Houston Chronicle

Muslim groups raise eyebrow at jail sentence

- By Dane Schiller dane.schiller@chron.com twitter.com/daneschill­er

Two national Muslim groups are questionin­g the sentence given to a Katy man who planned to launch an “American Insurgent Movement” by spraying a mosque with gunfire, as well as rob an armored car and kill a state trooper before heading to Washington to unleash more bloodshed.

Robert James Talbot recently was sentenced in Houston to just under seven years by U.S. District Judge Ewing Werlein Jr. Prosecutor­s asked he get 20.

“It sends the message that the penalty will depend on who you target and who you are,” Ibrahim Hooper, a spokesman for the Council on American-Islamic Relations, said Monday.

“In this case, Muslims were targeted and the perpetrato­r was not Muslim,” said Hooper, whose group is a Washington, D.C.-based civil rights and advocacy organizati­on. “If it would have been reversed, the outcome would have been much different.”

Talbot’s lawyer, Winifred Akins Pastorini, said Talbot had mental health issues, apologized for his actions and was trying to get better.

Talbot, 39, didn’t conspire with an army of supporters but with undercover government agents who got close to him to make a case, she said.

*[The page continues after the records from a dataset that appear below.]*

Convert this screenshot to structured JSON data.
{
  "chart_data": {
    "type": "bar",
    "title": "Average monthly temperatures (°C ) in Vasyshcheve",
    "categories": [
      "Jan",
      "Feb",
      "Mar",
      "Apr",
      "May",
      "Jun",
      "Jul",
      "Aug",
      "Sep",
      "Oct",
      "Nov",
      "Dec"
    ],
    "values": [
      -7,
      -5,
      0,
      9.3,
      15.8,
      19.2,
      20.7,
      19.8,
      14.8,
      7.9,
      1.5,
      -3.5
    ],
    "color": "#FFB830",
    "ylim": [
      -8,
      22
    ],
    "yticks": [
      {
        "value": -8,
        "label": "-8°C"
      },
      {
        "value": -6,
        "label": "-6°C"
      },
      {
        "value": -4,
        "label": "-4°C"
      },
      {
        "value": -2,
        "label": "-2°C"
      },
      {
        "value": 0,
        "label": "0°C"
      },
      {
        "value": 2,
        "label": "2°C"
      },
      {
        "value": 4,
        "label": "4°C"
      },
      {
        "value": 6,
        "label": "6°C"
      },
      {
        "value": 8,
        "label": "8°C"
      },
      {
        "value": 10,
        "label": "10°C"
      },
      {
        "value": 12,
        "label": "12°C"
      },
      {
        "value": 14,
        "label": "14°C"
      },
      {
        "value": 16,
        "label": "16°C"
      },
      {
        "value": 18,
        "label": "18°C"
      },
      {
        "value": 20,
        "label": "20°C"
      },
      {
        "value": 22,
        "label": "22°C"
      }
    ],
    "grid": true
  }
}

“I was so impressed with Judge Werlein’s compassion for someone who is showing he was not himself when this happened; and nobody was injured; and he is doing everything in his power to get help,” she said.

“Here is a man who said, ‘I was not in my right mind. There were issues I didn’t even know I had that caused me to think crazy thoughts.’”

Rabiah Ahmed, spokeswoma­n for the Muslim Public Affairs Council, commended law enforcemen­t for preventing an attack, but also questioned the outcome.

“Terrorism is terrorism — regardless of where it happens and who commits it — it should be responded to by equal measure across the board,” said Ahmed, whose group has staff in Washington, D.C. and Los Angeles.

When Talbot was arrested in 2014 by a Houston-based Joint Terrorism Task Force, he allegedly wanted to attack a mosque during a prayer session when it would be most crowded.

As the FBI monitored Talbot, it quietly inserted undercover agents and civilian informants into his life.

One posed as an oil platform worker who could get explosives and another pretended to have contacts in another militia movement.

Talbot allegedly spelled out his plans, which included sending “that White House worthless piece of dirt and his Muslim brotherhoo­d a message they will never forget,” according to an affidavit used to file charges against him.

Talbot is accused of telling the undercover agents he needed to rob banks and armored cars for funds to buy bigger weapons.

There was also a personal score to settle for Talbot, who said he wanted to kill a Texas state trooper who arrested him in January for driving under the influence, and set a trap for more officers.

Hooper, of the Council on American-Islamic Relations, said the sentence wasn’t suitable given the allegation­s.

“It seems the prosecutor­s were doing their job and the FBI was doing its job,” he said. “You’d have to ask the judge why he felt six and a half years was an appropriat­e sentence for someone plotting a massacre.”